Affect, quotes and thoughts from reading Art Encounters, Deleuze and Guattari: thought beyond representation

AFFECT:

Quotes from:
Art Encounters Deleuze and Guatarri: Thought beyond Representation
Simon O’Sullivan
2006
Palgrave Macmillan

“A cloud is an aggregate, a nebulous set, a multiplicity whose exact definition escapes us, and whose local movements are beyond observation… Heat and flame, cloud and wind, climate and turbulences, we could refer to them as concepts of multiplicities” – Serres quoted in Art Encounters book. P 30

p 41
Affects are passages of intensity, a reaction in or on the body at the level of matter. We might even say that affects are immanent to matter. They are certainly immanent to experience. In fact, following Deleuze-Spinoza, we might define affect as the effect another body (for example an art object) has upon my own body, and upon my body’s duration.

P 43
Affects then are not to do with signification or ‘meaning’ as such.

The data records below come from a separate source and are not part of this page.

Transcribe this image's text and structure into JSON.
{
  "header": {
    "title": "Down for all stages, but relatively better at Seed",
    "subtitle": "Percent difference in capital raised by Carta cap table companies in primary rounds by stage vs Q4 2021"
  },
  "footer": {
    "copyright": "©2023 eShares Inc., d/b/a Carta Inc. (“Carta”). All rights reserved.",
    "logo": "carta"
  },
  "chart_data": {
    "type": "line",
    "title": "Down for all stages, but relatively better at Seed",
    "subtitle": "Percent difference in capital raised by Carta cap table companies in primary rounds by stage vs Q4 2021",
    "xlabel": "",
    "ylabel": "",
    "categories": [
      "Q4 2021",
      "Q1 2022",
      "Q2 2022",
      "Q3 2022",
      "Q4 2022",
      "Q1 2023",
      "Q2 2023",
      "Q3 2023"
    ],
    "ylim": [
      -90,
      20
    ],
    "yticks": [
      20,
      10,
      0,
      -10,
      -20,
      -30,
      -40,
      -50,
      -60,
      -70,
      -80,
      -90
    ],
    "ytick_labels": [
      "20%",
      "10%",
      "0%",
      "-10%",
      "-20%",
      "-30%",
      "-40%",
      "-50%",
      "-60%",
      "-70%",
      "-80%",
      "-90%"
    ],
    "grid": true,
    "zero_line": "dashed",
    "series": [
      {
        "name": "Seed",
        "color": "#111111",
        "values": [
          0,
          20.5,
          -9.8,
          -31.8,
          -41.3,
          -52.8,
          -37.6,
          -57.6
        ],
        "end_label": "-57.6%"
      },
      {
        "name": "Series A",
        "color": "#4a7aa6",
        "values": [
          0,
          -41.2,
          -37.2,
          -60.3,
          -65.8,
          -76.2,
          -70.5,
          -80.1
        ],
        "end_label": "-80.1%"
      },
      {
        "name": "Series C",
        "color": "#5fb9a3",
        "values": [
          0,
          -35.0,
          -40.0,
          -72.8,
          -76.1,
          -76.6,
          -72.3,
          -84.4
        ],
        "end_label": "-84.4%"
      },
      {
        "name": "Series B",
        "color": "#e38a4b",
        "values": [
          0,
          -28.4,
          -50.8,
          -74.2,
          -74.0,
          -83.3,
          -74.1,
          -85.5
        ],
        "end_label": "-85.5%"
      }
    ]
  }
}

In deed, they occur on a different, asignifying register. In fact this is what differentiates art from language, although language can and does have an affective register (for example, we have an affective relationship with writing – as Deleuze often reminds us, not least in his book on Kafka, writing always involves becomings). From a deconstructive perspective it might be argued that ‘affects’ are only ‘meaningful’ ‘within’ language. Here the realm of affect is positioned as an unreachable (and unsayable) origin (the ‘before’ of language if you like). And yet affects are also, and primarily, felt experience. There is no denying – or deferring – them. They are what make up life and art”.

This is what art is: a bundle of affects, or as D&G would say a bloc of sensations. It is also what art does, that is, produces affects. Indeed you cannot read affects in this sense, you can only experience them. Which brings us to the whole crux of the matter: experience.

P 47

"Following Bergson then we might say that we are caught, as beings in the world, on a certain spatio-temporal register: we 'see' only what we have already seen. We see only that which we are interested in. At stake with art might be an altering - a switching - of this register."

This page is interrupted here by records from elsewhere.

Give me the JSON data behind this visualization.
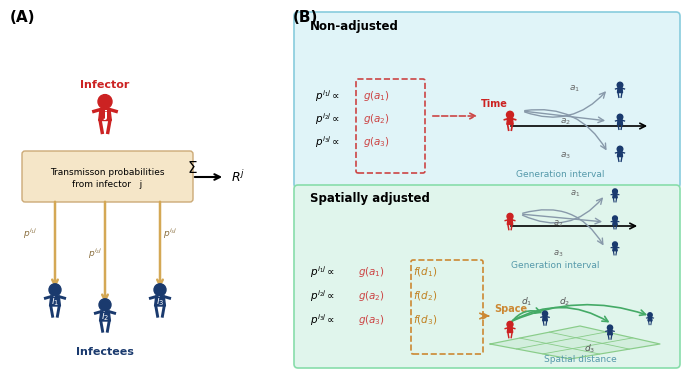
{
  "panel_A_label": "(A)",
  "panel_B_label": "(B)",
  "infector_label": "Infector",
  "infectees_label": "Infectees",
  "trans_prob_text": "Transmisson probabilities\nfrom infector  j",
  "Rj_label": "R^j",
  "non_adjusted_title": "Non-adjusted",
  "spatially_adjusted_title": "Spatially adjusted",
  "gen_interval_label": "Generation interval",
  "spatial_distance_label": "Spatial distance",
  "time_label": "Time",
  "space_label": "Space",
  "red_color": "#CC2222",
  "dark_red_color": "#8B1A1A",
  "navy_color": "#1a3a6e",
  "gold_arrow": "#D4A855",
  "tan_box": "#F5E6C8",
  "light_blue_bg": "#E0F4F8",
  "light_green_bg": "#E0F5EC",
  "dashed_red_box": "#CC4444",
  "dashed_orange_box": "#CC8833",
  "gray_arrow": "#888888",
  "teal_text": "#5599AA",
  "green_curve": "#44AA66",
  "dark_navy": "#1a3a6e"
}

O'Sullivan goes on to talk about ways in which new technologies can be seen to switch temporal and spatial registers and in doing so make visible things normally invisible - time lapse photography, microscopes are given as examples, but suggests...

"However, we need not turn to new technologies. Painting, for example, might also be seen as the making perceptible of the imperceptible, making visible of affect. (italics, mine)

P 50

“We might say then that art, as well as having a representational function (after all art objects – like everything else – can be read), also operates as a fissure in representation. And we, as participants with art, as representational creatures ourselves, are involved in a dance with art, a dance in which, through careful manoeuvres, the molecular is opened up, the aesthetic is activiated and art does what is its chief modus operandi. It transforms, if only for a moment, our sense of our ‘selves’ and our experience of our world.”


P 51

"...with our turn here from Adorno to Deleuze we have moved towards a more affirmative notion of the aesthetic impulse. Here instead of the existent and the possible as ontological categories and coordination points for art we might utilse Deleuze's categories of the actual and the virtual. Art is that genuinely creative act that actualises the virtual, the virtual here being understood as the realm of affect.”


Julia Kristeva writing on a Venice Biennale:

“in an installation it is the body in its entirety which is asked to participate through its sensations, though vision obviously but also hearing, touch, on occasions smell… [there is] a wish to make us feel, through the abstractions, the forms, the colours, the volumes, the sensations, a real experience.”